Data cleaning also referred as data cleansing, deals with identifying and removing errors and inconsistencies from data in order to enhance the quality of data.
Data cleansing, also known as data cleaning or data scrubbing, refers to the process of detecting and correcting errors, inconsistencies, and inaccuracies in data to improve its quality and reliability. This is a crucial step in data analysis and data management, as the accuracy and reliability of insights derived from data heavily depend on the quality of the data itself.
Data cleansing involves various tasks such as:
- Removing duplicate records: Identifying and eliminating duplicate entries in a dataset to avoid redundancy and ensure accuracy.
- Handling missing values: Dealing with missing or null values by imputing them with appropriate substitutes or removing them altogether.

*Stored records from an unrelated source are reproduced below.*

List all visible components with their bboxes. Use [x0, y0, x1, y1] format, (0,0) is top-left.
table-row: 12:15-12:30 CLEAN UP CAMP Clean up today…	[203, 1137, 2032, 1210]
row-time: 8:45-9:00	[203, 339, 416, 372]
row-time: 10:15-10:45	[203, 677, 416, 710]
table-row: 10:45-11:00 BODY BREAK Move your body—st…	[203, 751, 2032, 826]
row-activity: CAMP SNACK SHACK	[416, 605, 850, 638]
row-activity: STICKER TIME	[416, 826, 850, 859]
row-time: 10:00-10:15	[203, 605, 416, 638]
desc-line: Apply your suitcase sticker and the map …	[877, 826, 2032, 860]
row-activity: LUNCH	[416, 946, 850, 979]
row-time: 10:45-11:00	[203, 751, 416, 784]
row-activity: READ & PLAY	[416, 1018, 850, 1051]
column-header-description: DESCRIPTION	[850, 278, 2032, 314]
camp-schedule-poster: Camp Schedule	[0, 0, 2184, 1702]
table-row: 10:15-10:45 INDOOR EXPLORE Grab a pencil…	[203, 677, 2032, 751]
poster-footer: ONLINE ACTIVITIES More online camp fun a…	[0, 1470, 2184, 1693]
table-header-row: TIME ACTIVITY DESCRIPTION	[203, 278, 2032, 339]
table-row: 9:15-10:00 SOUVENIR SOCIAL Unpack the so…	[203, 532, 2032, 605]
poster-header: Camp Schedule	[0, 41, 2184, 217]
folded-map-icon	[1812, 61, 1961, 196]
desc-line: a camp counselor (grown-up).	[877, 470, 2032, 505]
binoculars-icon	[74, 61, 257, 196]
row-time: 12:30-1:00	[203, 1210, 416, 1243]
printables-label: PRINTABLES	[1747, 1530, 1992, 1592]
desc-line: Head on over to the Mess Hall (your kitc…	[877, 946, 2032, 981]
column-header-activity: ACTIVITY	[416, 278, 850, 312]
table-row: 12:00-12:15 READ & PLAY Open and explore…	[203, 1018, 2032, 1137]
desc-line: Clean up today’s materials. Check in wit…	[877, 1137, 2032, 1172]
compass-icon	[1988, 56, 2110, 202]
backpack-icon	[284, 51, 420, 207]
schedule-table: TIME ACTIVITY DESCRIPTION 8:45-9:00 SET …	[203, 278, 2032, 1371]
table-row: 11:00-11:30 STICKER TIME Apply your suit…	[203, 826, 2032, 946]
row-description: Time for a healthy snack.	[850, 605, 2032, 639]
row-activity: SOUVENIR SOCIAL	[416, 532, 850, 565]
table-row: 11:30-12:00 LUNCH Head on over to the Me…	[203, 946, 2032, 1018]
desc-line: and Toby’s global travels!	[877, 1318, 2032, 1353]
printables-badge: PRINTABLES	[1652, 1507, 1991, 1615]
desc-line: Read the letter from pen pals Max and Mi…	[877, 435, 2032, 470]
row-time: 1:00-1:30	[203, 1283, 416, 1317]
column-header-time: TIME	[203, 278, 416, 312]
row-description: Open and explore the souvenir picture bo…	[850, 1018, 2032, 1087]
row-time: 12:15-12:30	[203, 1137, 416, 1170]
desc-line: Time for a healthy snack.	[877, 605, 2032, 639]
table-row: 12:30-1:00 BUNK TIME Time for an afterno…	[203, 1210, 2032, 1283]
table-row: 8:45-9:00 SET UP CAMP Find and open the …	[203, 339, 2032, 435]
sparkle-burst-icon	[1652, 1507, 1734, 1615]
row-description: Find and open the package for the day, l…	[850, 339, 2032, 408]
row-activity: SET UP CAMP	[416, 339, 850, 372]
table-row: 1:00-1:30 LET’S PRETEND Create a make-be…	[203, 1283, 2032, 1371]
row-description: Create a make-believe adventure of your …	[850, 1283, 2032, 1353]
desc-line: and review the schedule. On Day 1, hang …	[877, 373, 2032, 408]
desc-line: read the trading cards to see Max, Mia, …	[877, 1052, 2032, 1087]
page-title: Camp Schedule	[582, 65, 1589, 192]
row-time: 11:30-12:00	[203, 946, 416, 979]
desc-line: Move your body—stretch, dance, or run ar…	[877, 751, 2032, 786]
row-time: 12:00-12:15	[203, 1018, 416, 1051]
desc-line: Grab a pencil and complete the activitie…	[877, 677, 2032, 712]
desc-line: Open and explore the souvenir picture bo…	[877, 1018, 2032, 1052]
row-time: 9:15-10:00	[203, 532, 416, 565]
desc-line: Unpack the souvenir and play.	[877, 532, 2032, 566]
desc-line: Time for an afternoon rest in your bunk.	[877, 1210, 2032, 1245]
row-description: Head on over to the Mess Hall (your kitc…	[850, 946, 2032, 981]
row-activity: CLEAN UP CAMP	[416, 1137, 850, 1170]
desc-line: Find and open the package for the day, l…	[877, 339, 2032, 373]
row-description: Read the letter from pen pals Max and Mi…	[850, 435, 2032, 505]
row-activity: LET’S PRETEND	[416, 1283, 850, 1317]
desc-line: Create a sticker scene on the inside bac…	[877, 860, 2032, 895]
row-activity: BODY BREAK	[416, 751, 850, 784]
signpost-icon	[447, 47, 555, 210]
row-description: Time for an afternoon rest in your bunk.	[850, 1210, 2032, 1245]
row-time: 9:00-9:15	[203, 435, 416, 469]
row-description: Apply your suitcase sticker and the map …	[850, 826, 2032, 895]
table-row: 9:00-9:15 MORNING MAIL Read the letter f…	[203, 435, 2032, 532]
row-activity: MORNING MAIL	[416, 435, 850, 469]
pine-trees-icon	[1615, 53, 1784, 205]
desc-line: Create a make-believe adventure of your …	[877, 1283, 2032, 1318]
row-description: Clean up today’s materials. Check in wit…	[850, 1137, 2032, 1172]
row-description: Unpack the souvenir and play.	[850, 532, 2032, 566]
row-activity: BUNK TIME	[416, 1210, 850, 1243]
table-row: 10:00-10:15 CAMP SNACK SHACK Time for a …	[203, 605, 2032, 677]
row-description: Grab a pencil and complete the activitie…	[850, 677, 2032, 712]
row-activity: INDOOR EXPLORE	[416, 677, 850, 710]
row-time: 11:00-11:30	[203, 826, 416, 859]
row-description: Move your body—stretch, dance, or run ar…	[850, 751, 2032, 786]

- Correcting inaccuracies: Identifying and rectifying errors, inconsistencies, and anomalies in data entries, such as typos, incorrect formatting, or outliers.
- Standardizing data: Ensuring uniformity and consistency in data format, units, and representations across different datasets or data sources.
- Validating data: Verifying the integrity and correctness of data through validation rules or algorithms, ensuring that it meets specific criteria or constraints.
Overall, data cleansing is essential for preparing data for analysis, ensuring that the insights derived from it are accurate, reliable, and actionable.